One of my research branches consists on observing this phenomenon, which is also known as atmospheric escape. Among my discoveries, I found that the temperate mini-Neptune K2-18 b displays a signature of a large hydrogen exosphere around it, possibly fed by atmospheric escape.
Evolution of exoplanets
The most common types of planets we have found so far are what we call super-Earths and sub-Neptunes. As their names imply, these are worlds whose sizes vary between that of Neptune and the Earth. Since we do not have any examples of this type of planet in the Solar System, the nature of these worlds is a mystery.
We believe these planets are prone to losing a significant part of their atmospheres, causing them to “evaporate” and shrink as they age. This evolution is one of the most exciting areas of research in exoplanetary science. I am interested in observing and modeling the process of evaporation. Among my publications, I have shown that the warm Neptune-sized planet HAT-P-11 b is stable against photoevaporation.

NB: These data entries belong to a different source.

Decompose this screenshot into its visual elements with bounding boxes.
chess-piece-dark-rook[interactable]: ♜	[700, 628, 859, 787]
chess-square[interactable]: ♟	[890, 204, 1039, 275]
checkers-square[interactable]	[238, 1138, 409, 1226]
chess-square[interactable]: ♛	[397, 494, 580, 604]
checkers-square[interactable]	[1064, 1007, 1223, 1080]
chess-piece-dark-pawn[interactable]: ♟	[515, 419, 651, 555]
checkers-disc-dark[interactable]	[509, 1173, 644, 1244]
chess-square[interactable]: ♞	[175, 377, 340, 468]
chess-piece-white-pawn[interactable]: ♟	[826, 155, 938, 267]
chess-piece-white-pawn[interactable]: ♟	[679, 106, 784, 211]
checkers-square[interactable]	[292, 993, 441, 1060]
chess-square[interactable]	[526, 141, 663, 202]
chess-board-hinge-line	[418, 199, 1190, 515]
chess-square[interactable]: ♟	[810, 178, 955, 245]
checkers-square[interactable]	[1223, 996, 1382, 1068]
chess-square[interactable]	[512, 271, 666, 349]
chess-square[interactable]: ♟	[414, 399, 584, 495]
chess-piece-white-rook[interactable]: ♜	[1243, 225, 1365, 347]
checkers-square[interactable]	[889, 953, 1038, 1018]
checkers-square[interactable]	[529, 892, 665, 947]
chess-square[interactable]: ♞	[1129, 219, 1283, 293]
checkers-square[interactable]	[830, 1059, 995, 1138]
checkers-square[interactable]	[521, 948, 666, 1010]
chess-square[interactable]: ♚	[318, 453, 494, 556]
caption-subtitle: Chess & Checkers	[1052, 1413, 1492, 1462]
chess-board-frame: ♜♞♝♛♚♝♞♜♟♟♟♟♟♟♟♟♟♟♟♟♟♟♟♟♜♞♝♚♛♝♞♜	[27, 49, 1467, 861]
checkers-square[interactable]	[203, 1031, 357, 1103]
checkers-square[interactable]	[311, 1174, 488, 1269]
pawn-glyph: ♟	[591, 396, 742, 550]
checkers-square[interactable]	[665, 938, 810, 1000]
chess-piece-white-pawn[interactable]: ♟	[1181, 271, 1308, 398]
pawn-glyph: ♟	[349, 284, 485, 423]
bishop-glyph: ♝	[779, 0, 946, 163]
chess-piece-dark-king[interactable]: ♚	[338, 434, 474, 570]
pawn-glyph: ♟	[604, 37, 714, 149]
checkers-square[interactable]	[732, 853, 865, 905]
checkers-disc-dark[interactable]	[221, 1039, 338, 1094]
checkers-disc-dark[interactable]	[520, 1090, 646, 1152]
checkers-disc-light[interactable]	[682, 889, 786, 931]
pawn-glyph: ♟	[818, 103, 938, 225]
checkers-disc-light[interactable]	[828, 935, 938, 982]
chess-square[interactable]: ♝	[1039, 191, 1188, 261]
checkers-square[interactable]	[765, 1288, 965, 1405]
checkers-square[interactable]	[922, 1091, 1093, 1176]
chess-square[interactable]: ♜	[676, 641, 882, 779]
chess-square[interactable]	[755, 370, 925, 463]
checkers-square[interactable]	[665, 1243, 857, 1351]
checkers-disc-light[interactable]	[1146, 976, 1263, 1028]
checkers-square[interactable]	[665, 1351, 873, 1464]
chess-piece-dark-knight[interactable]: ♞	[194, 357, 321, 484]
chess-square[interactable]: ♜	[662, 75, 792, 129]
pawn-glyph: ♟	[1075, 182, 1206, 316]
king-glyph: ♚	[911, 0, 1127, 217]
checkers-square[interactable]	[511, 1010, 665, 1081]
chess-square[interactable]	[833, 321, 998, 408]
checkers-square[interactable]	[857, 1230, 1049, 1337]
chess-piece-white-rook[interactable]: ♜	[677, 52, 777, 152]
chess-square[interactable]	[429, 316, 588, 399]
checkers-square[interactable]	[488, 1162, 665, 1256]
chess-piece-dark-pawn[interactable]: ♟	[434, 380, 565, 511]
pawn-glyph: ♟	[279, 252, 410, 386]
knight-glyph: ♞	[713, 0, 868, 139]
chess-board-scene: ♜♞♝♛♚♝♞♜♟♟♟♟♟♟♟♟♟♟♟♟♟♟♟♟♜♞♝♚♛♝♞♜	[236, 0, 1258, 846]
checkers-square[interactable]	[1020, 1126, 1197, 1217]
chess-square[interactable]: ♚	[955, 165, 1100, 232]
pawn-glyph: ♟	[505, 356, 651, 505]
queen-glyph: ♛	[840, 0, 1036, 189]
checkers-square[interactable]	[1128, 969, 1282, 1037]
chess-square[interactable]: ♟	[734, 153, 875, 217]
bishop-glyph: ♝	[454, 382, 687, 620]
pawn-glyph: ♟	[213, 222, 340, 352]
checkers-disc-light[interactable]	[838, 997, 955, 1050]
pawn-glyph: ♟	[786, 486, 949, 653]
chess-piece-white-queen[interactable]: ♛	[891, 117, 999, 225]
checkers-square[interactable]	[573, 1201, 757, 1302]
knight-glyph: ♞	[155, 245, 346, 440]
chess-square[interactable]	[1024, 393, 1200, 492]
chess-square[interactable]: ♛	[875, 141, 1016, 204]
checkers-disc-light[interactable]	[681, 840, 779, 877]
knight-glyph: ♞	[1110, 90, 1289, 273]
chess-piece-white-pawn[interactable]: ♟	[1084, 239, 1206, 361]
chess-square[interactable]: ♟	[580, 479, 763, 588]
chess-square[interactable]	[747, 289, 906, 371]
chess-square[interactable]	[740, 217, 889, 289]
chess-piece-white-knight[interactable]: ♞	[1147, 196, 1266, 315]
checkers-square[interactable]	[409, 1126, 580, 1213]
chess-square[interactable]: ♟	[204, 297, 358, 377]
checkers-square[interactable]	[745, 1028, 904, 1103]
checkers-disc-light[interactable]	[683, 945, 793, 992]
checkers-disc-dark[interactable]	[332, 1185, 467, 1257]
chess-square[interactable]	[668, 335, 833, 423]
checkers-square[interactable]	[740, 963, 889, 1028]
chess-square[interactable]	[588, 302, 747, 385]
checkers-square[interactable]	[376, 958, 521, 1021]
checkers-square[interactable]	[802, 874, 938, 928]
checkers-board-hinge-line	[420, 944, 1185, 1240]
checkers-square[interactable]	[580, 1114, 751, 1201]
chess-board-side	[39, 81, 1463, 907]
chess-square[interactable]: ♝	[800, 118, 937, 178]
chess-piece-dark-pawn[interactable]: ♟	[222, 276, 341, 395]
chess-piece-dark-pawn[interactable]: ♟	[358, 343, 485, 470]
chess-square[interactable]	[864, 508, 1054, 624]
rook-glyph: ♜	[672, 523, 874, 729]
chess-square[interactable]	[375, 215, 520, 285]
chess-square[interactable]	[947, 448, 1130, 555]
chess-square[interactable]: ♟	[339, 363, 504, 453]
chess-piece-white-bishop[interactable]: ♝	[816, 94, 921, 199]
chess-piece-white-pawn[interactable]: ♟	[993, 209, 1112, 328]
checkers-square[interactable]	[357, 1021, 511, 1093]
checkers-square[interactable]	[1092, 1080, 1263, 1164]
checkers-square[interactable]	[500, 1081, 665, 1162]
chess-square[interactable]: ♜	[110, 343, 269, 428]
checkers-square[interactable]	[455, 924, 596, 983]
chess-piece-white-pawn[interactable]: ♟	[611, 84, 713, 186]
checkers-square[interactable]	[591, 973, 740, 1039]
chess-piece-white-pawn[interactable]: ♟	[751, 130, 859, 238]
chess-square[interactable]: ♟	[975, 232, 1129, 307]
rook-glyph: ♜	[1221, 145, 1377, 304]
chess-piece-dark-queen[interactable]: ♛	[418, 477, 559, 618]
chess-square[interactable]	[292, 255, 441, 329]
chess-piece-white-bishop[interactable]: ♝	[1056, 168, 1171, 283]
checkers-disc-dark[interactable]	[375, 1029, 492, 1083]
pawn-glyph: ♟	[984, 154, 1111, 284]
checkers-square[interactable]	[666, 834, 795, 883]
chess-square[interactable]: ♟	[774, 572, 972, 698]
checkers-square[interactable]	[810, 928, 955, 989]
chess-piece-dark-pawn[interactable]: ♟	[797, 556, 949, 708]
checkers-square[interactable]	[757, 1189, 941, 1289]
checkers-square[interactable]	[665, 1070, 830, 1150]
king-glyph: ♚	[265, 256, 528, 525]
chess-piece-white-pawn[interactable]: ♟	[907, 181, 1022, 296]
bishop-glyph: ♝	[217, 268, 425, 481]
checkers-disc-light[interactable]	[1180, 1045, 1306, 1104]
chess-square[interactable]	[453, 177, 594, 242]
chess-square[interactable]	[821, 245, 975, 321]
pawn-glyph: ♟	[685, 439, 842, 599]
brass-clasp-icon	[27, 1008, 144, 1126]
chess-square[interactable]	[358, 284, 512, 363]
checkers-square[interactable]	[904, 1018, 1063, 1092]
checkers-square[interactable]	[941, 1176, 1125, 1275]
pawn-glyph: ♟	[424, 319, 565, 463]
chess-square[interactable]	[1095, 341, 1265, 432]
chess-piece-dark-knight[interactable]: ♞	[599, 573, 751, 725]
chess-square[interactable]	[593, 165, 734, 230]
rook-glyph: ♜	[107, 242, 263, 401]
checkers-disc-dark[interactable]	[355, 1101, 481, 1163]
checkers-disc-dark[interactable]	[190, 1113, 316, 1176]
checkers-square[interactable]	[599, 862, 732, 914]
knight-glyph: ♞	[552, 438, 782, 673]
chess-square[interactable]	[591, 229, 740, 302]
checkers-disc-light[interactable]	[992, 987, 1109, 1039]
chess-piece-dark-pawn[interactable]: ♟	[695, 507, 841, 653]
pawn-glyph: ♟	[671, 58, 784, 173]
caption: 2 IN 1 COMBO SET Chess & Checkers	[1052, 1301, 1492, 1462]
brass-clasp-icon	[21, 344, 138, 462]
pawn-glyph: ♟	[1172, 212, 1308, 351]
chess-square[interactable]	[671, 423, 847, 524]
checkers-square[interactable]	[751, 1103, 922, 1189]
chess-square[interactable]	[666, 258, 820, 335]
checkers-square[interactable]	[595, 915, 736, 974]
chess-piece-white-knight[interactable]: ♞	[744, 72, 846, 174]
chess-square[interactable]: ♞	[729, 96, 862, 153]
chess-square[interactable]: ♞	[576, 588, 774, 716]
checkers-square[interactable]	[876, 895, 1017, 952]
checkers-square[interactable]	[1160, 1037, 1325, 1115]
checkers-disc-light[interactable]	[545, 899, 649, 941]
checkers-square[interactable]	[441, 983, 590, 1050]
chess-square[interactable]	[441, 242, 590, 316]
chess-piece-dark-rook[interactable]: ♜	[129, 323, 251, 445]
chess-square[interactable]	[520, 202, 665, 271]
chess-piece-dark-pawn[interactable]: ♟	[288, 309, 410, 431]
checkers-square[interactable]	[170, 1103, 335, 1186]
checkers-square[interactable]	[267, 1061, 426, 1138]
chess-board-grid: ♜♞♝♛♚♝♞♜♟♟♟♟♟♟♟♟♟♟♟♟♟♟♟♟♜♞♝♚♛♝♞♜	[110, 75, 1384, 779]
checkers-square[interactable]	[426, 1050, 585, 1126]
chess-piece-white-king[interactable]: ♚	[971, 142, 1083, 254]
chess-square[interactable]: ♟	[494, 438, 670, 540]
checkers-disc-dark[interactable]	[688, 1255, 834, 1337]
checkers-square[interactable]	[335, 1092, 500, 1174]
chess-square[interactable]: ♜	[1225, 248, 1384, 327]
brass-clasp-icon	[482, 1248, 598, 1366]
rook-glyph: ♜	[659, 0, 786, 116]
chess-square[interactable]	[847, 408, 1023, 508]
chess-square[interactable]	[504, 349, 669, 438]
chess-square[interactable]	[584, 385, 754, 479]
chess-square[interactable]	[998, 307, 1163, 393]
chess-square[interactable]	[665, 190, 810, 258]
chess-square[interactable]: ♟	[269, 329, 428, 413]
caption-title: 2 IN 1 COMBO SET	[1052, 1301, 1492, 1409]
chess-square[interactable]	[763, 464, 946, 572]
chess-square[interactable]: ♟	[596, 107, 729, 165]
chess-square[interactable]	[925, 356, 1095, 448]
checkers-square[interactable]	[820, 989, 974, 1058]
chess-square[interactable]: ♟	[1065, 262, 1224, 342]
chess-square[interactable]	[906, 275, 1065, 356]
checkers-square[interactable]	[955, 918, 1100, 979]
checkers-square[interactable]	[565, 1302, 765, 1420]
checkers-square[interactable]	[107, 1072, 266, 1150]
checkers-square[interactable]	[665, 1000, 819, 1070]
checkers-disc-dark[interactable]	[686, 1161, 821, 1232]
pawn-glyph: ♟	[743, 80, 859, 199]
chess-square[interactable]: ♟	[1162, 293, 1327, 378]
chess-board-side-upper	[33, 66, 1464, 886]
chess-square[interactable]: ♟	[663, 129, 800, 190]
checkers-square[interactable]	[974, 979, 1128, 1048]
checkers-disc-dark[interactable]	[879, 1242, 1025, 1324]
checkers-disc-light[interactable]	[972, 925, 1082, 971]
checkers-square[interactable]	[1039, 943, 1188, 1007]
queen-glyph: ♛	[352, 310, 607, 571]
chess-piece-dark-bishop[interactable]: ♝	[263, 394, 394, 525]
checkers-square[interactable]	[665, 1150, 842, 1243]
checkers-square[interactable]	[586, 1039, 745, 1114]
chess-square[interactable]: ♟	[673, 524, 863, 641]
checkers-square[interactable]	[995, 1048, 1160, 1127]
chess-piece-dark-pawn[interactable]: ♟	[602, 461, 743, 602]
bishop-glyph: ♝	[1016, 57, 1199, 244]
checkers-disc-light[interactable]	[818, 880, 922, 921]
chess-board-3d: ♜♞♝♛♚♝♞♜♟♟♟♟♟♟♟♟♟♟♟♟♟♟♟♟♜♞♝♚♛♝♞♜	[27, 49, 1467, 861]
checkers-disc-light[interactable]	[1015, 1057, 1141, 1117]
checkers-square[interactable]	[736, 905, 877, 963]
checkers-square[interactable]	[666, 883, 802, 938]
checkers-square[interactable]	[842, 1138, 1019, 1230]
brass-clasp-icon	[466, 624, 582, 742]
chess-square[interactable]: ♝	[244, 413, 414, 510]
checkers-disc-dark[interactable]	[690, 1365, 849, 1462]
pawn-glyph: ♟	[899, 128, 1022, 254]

I have been doing astronomical spectroscopy since 2013, it is my bread and butter. I am particularly interested in spectral time series, spectral extraction, and transmission spectroscopy of exoplanetary atmospheres. Nowadays, I mostly use the Hubble Space Telescope in my research, but I have also experience with ground-based, high-resolution spectrographs, such as ESO/HARPS and Keck/NIRSPEC. In the future, I am looking forward to exploring atmospheres of other worlds using the James Webb Space Telescope and the giant telescopes in Chile.
I studied the Sun and solar twins mostly during my Master’s. My project focused on their rotational evolution, and how that ties into other planetary systems similar to the Solar System. I am still involved with research projects on this subject, particularly on high-precision spectroscopy using ground-based spectrographs.